グイッと引き寄せられ、髪を、背を撫でられる。胸元に顔を埋める形で相手の顔なんて見えないけど、それが誰だかわからないはずもない。懐かしい、嗅ぎなれた心地よい香り。

温かな腕がかつてそうしてくれたように優しくわたしを包み込む。

「君はなにも悪くない。あのクズのことは忘れなさい。なにより君は可愛い、私がそう保証しよう。エリアーヌ、君は私よりもあのクズを信じるのかい?」

「そうですよ。あのクズは脳が腐ってただけです。気にすることはありません」

「バカなんでしょう。エリアーヌ様はこんなに可愛いのに」

よく聞けば(よく聞かなくても?)何気に不穏な発言が混じっている気もするが……わたしは幼児泣きをしてばかり。

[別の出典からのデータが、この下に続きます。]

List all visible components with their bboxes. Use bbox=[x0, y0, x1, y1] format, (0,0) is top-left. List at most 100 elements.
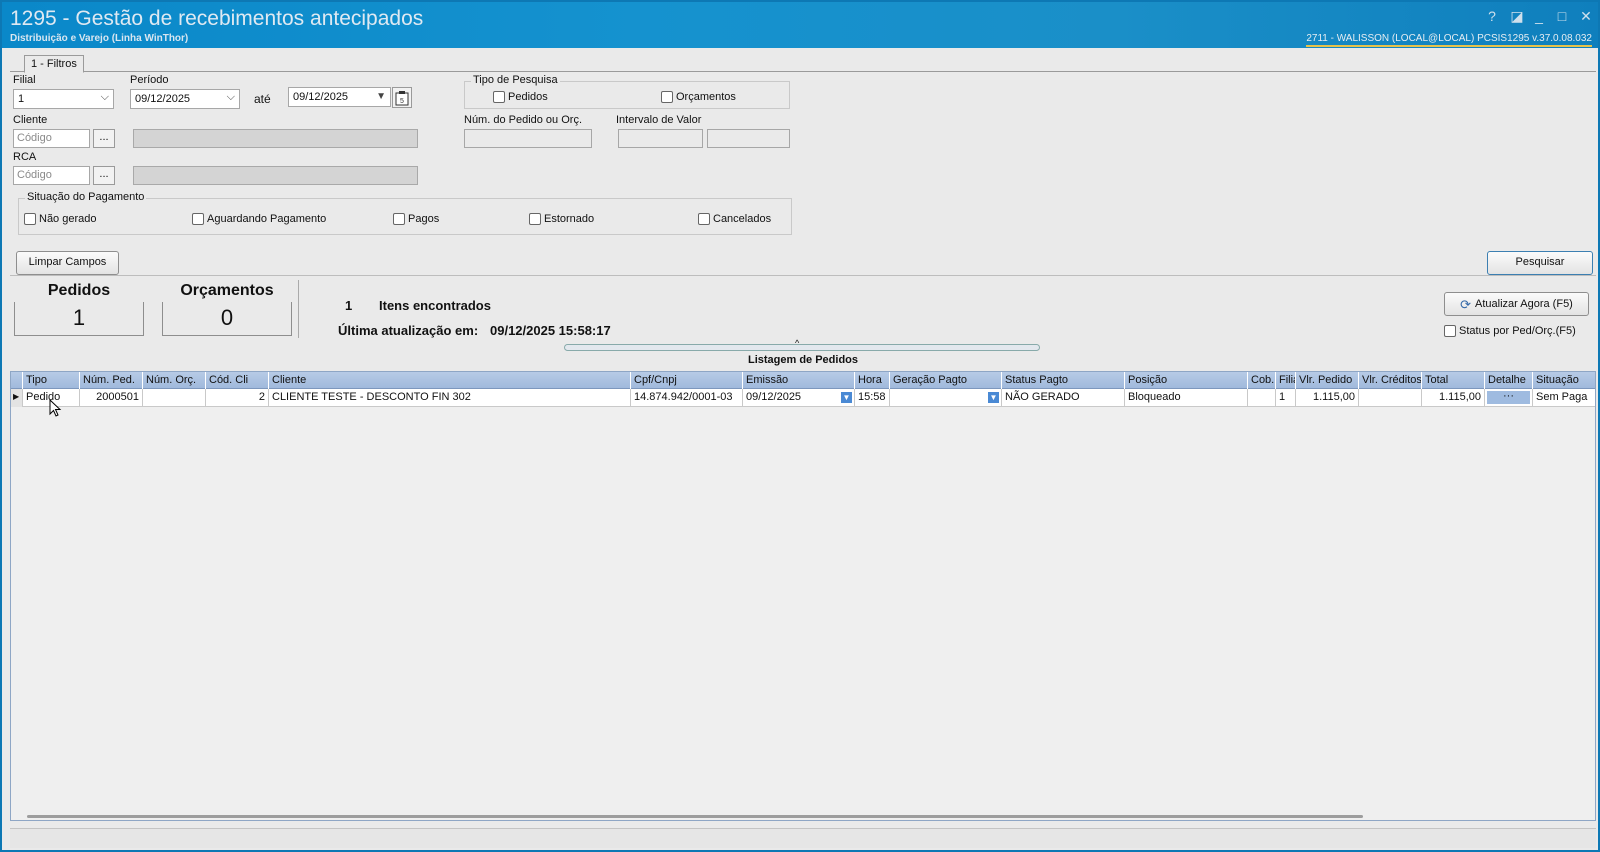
pagos-checkbox[interactable]: Pagos bbox=[393, 213, 439, 225]
orcamentos-counter: Orçamentos 0 bbox=[162, 280, 292, 336]
cell-cliente[interactable]: CLIENTE TESTE - DESCONTO FIN 302 bbox=[269, 389, 631, 407]
cell-detalhe[interactable]: ··· bbox=[1485, 389, 1533, 407]
column-header[interactable]: Status Pagto bbox=[1002, 372, 1125, 389]
pagos-label: Pagos bbox=[408, 213, 440, 225]
aguardando-pagamento-checkbox[interactable]: Aguardando Pagamento bbox=[192, 213, 326, 225]
cell-emissao-value: 09/12/2025 bbox=[746, 391, 802, 403]
filial-value: 1 bbox=[18, 93, 25, 105]
column-header[interactable]: Vlr. Pedido bbox=[1296, 372, 1359, 389]
filial-select[interactable]: 1 ⌵ bbox=[13, 89, 114, 109]
refresh-icon: ⟳ bbox=[1460, 296, 1472, 312]
cell-total[interactable]: 1.115,00 bbox=[1422, 389, 1485, 407]
splitter-handle[interactable]: ^ bbox=[564, 338, 1040, 351]
pedidos-checkbox-label: Pedidos bbox=[508, 91, 548, 103]
cell-cod-cli[interactable]: 2 bbox=[206, 389, 269, 407]
column-header[interactable]: Cód. Cli bbox=[206, 372, 269, 389]
column-header[interactable]: Núm. Ped. bbox=[80, 372, 143, 389]
window-title: 1295 - Gestão de recebimentos antecipado… bbox=[10, 7, 424, 30]
help-icon[interactable]: ? bbox=[1482, 8, 1502, 24]
rca-search-button[interactable]: ... bbox=[93, 166, 115, 185]
tab-filtros[interactable]: 1 - Filtros bbox=[24, 55, 84, 73]
orcamentos-checkbox[interactable]: Orçamentos bbox=[661, 91, 736, 103]
cliente-search-button[interactable]: ... bbox=[93, 129, 115, 148]
situacao-pagamento-label: Situação do Pagamento bbox=[25, 191, 147, 203]
column-header[interactable]: Cob. bbox=[1248, 372, 1276, 389]
column-header[interactable]: Total bbox=[1422, 372, 1485, 389]
column-header[interactable]: Hora bbox=[855, 372, 890, 389]
num-pedido-input[interactable] bbox=[464, 129, 592, 148]
cell-status-pagto[interactable]: NÃO GERADO bbox=[1002, 389, 1125, 407]
window-subtitle: Distribuição e Varejo (Linha WinThor) bbox=[10, 33, 189, 44]
column-header[interactable]: Núm. Orç. bbox=[143, 372, 206, 389]
calendar-icon[interactable]: 5 bbox=[392, 87, 412, 108]
title-bar: 1295 - Gestão de recebimentos antecipado… bbox=[2, 2, 1598, 48]
column-header[interactable]: Cpf/Cnpj bbox=[631, 372, 743, 389]
estornado-label: Estornado bbox=[544, 213, 595, 225]
cell-num-orc[interactable] bbox=[143, 389, 206, 407]
cell-geracao-pagto[interactable]: ▼ bbox=[890, 389, 1002, 407]
column-header[interactable]: Situação bbox=[1533, 372, 1595, 389]
estornado-checkbox[interactable]: Estornado bbox=[529, 213, 594, 225]
atualizar-agora-button[interactable]: ⟳ Atualizar Agora (F5) bbox=[1444, 292, 1589, 316]
limpar-campos-button[interactable]: Limpar Campos bbox=[16, 251, 119, 275]
nao-gerado-label: Não gerado bbox=[39, 213, 97, 225]
column-header[interactable]: Cliente bbox=[269, 372, 631, 389]
periodo-start-date[interactable]: 09/12/2025 ⌵ bbox=[130, 89, 240, 109]
cliente-name-field bbox=[133, 129, 418, 148]
cell-posicao[interactable]: Bloqueado bbox=[1125, 389, 1248, 407]
checkbox-icon bbox=[698, 213, 710, 225]
close-icon[interactable]: ✕ bbox=[1576, 8, 1596, 25]
pedidos-checkbox[interactable]: Pedidos bbox=[493, 91, 548, 103]
cell-vlr-pedido[interactable]: 1.115,00 bbox=[1296, 389, 1359, 407]
column-header[interactable]: Geração Pagto bbox=[890, 372, 1002, 389]
valor-min-input[interactable] bbox=[618, 129, 703, 148]
cell-vlr-creditos[interactable] bbox=[1359, 389, 1422, 407]
minimize-icon[interactable]: _ bbox=[1529, 8, 1549, 24]
status-por-ped-checkbox[interactable]: Status por Ped/Orç.(F5) bbox=[1444, 325, 1576, 337]
restore-icon[interactable]: ◪ bbox=[1507, 8, 1527, 25]
rca-code-input[interactable]: Código bbox=[13, 166, 90, 185]
user-info: 2711 - WALISSON (LOCAL@LOCAL) PCSIS1295 … bbox=[1306, 33, 1592, 47]
column-header[interactable]: Posição bbox=[1125, 372, 1248, 389]
maximize-icon[interactable]: □ bbox=[1552, 8, 1572, 24]
tipo-pesquisa-group: Tipo de Pesquisa Pedidos Orçamentos bbox=[464, 74, 790, 109]
cell-emissao[interactable]: 09/12/2025 ▼ bbox=[743, 389, 855, 407]
valor-max-input[interactable] bbox=[707, 129, 790, 148]
checkbox-icon bbox=[393, 213, 405, 225]
cell-situacao[interactable]: Sem Paga bbox=[1533, 389, 1595, 407]
cancelados-label: Cancelados bbox=[713, 213, 772, 225]
dropdown-arrow-icon[interactable]: ▼ bbox=[841, 392, 852, 403]
tab-strip: 1 - Filtros bbox=[10, 52, 1596, 73]
periodo-end-date[interactable]: 09/12/2025 ▼ bbox=[288, 87, 391, 107]
checkbox-icon bbox=[192, 213, 204, 225]
cell-filial[interactable]: 1 bbox=[1276, 389, 1296, 407]
tipo-pesquisa-label: Tipo de Pesquisa bbox=[471, 74, 560, 86]
chevron-down-icon: ⌵ bbox=[226, 91, 235, 103]
app-window: 1295 - Gestão de recebimentos antecipado… bbox=[0, 0, 1600, 852]
dropdown-arrow-icon[interactable]: ▼ bbox=[988, 392, 999, 403]
cell-cob[interactable] bbox=[1248, 389, 1276, 407]
horizontal-scrollbar[interactable] bbox=[27, 815, 1363, 818]
cancelados-checkbox[interactable]: Cancelados bbox=[698, 213, 771, 225]
cell-num-ped[interactable]: 2000501 bbox=[80, 389, 143, 407]
nao-gerado-checkbox[interactable]: Não gerado bbox=[24, 213, 97, 225]
cliente-code-input[interactable]: Código bbox=[13, 129, 90, 148]
column-header[interactable]: Filia bbox=[1276, 372, 1296, 389]
cell-cpf-cnpj[interactable]: 14.874.942/0001-03 bbox=[631, 389, 743, 407]
column-header[interactable]: Emissão bbox=[743, 372, 855, 389]
periodo-label: Período bbox=[130, 74, 169, 86]
column-header[interactable]: Detalhe bbox=[1485, 372, 1533, 389]
detalhe-button[interactable]: ··· bbox=[1487, 391, 1530, 404]
row-indicator-header bbox=[11, 372, 23, 389]
column-header[interactable]: Vlr. Créditos bbox=[1359, 372, 1422, 389]
filial-label: Filial bbox=[13, 74, 36, 86]
pedidos-counter: Pedidos 1 bbox=[14, 280, 144, 336]
checkbox-icon bbox=[529, 213, 541, 225]
aguardando-pagamento-label: Aguardando Pagamento bbox=[207, 213, 327, 225]
pesquisar-button[interactable]: Pesquisar bbox=[1487, 251, 1593, 275]
rca-label: RCA bbox=[13, 151, 37, 163]
column-header[interactable]: Tipo bbox=[23, 372, 80, 389]
atualizar-agora-label: Atualizar Agora (F5) bbox=[1475, 297, 1573, 310]
table-row[interactable]: ▶ Pedido 2000501 2 CLIENTE TESTE - DESCO… bbox=[11, 389, 1595, 407]
cell-hora[interactable]: 15:58 bbox=[855, 389, 890, 407]
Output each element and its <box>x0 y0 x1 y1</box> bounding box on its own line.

全力で泣きわめいた幼児のたどる道……それすなわち寝落ちである。

全身を包み込む温かな体温と落ち着く香り、照れも忘れてすりっと頬を摺り寄せ瞼が落ちる。

翌朝、ベッドで目を覚まして恥ずかしさに死にかけた。

それからどうなったかって?

「ばぁば!なにしてるのー?早くー」

「お待ちください、いま行きますわ」

今世ではレイモンド様耐性が低いわたしが日々蒸気を噴き上げ、ニーナたんやニーナにマシンガントークを浴びせ、可愛いユリアス様を愛でるのに忙しかったり。

殿下らに報復しようとする家族愛強火なマスクウェル公爵家の面々を宥めたり……まぁ色々とありますけど。

ひとつだけ。

三年が過ぎたいまも幸せに暮らしている、とだけお伝えしますわ。